Et comment cela a-t-il affecté la deuxième génération de migrants ?
Pour échapper à la douleur d’être criminalisés au lieu d’être vus, beaucoup ont dit à leurs enfants : ne dites pas d’où vous venez. Ils menaient fondamentalement une double vie dans laquelle ils gardaient seulement leur identité palestinienne en privé.
Il y a 200 000 Palestiniens en Allemagne. Où sont leurs voix dans le discours actuel ?
Ça devient de plus en plus bruyant, il y a beaucoup de monde aux démos. La génération de nos parents voulait encore la reconnaissance de la majorité de la société. Désormais, vous ne pouvez plus nier l’expérience de la violence.
Les Palestiniens ressentent-ils une forte pression pour attirer l’attention du public sur les souffrances de leur peuple ?

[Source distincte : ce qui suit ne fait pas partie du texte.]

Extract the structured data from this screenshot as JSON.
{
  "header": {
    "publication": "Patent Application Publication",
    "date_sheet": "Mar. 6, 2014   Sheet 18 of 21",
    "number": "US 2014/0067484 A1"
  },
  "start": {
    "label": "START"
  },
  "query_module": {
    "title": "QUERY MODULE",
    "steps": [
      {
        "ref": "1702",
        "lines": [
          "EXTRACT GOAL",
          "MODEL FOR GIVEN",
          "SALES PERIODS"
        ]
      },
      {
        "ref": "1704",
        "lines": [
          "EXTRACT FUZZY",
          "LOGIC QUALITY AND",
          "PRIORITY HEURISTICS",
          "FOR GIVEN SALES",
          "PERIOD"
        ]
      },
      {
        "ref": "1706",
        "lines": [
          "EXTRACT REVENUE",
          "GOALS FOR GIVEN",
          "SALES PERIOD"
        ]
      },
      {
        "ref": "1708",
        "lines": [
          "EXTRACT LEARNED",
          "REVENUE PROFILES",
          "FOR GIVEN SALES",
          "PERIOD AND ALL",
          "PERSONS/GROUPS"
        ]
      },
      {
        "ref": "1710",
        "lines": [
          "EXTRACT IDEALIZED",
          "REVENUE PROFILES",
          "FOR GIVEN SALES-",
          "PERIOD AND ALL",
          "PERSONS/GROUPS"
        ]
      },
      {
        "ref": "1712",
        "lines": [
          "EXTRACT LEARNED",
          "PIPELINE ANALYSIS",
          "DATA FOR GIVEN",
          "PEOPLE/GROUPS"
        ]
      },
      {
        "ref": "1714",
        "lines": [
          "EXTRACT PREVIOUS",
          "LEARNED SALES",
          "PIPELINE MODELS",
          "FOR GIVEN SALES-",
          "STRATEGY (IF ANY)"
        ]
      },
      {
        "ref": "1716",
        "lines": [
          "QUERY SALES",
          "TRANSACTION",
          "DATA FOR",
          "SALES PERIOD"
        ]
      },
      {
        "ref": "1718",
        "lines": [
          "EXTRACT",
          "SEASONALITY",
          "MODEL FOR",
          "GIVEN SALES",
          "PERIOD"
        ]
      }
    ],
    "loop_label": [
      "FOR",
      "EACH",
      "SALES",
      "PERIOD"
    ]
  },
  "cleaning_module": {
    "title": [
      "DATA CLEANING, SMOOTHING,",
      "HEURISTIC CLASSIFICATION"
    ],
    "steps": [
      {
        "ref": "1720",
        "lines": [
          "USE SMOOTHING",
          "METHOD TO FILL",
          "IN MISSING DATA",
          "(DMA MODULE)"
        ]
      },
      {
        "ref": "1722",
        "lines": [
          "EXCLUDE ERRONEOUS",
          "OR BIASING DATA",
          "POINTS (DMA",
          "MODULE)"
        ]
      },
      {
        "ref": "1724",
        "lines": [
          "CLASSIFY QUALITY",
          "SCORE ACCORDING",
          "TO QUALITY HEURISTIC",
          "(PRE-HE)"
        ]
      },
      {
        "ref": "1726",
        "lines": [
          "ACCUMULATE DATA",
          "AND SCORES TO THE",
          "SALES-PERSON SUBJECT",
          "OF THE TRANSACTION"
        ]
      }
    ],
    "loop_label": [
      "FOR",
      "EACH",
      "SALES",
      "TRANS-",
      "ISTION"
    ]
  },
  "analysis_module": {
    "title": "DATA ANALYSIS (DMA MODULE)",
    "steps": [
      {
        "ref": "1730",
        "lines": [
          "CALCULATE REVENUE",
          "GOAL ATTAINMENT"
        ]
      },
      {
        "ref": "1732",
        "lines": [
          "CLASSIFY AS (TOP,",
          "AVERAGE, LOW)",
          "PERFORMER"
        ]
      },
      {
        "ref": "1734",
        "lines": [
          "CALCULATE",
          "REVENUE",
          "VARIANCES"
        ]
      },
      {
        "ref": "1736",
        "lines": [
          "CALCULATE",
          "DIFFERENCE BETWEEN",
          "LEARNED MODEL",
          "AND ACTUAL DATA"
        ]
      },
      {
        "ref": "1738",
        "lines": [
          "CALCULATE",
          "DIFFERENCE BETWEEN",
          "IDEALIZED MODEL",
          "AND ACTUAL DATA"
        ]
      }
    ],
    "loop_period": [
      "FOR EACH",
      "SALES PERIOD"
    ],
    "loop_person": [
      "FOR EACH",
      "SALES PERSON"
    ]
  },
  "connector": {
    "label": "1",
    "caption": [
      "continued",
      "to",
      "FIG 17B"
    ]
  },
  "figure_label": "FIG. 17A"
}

Je parle de moi maintenant : c’est une sorte de culpabilité ou de dette du survivant pour ne pas avoir été à Gaza. Ma tante et ma famille là-bas ne me mettent pas de pression. Juste au moment où ils me parlent et que je ressens leur peur, cela me culpabilise. La lutte pour la vie ou la mort à Gaza, qui a également existé avec les offensives militaires de 2014 et 2021, est quelque chose que je ne peux ignorer. Ce sentiment d’oppression a toujours été présent ces dernières années.
Y a-t-il une peur de s’exprimer publiquement ?
Oui, nous sommes confrontés à des tabous : colonialisme de peuplement, déplacements, nettoyage ethnique, apartheid. Mais si vous voulez parler de votre propre expérience, vous avez besoin de mots avec lesquels vous vous identifiez. Vous savez quels termes sont hors norme et vous l’avez intériorisé. Pour être dans l’espace du dicible, il faudrait reproduire le récit conflictuel dominant et se refuser l’expérience. Vous n’avez pas l’impression que la société vous traite avec faveur et c’est vraiment une question de compréhension.
Vous dites que les Allemands veulent avoir un discours correct. Pourquoi cela est-il considéré comme cruel par les Palestiniens ?
Pour moi, cette justesse s’apparente davantage à de la lâcheté. C’est un refus de faire face à la réalité au nom de sa propre condition. Mais les Palestiniens en paient le prix. Si le discours ne change pas, la violence systématique à leur encontre continuera.
Ainsi, s’il y avait un discours moins coupable et moins honteux de la part des Allemands, cela ne signifierait pas que les expériences de violence seraient niées. Mais qu’un débat sur un pied d’égalité puisse être créé ?
Si la Nakba et les expériences de violence des Palestiniens sont reconnues et que les Palestiniens peuvent également être affectés – sans que cela signifie immédiatement que la souffrance des Juifs est relativisée, oui ! Je ne qualifierais aucune de mes connaissances palestiniennes d’antisémite. L’antisémitisme est structurel. Cela se retrouve également chez les Allemands qui manifestent expressément leur solidarité avec Israël. Les expériences de violence se côtoient et il faut pouvoir en parler. Si l’on parle de culpabilité, il faudrait aussi dire : notre national-socialisme a conduit à la Shoah et aussi à la Nakba.
Il ne s’agit donc pas de « libérer la Palestine de la culpabilité allemande », mais d’une extension de la culpabilité allemande pour inclure la Nakba et d’une obligation de l’inclure dans la mémoire collective ?
Je pense que ce dicton se veut polémique. Mais exactement. Peut-être que responsabilité serait un meilleur mot. Une forme renouvelée de prise en charge de sa propre histoire. Sinon, vous devenez victime de culpabilité.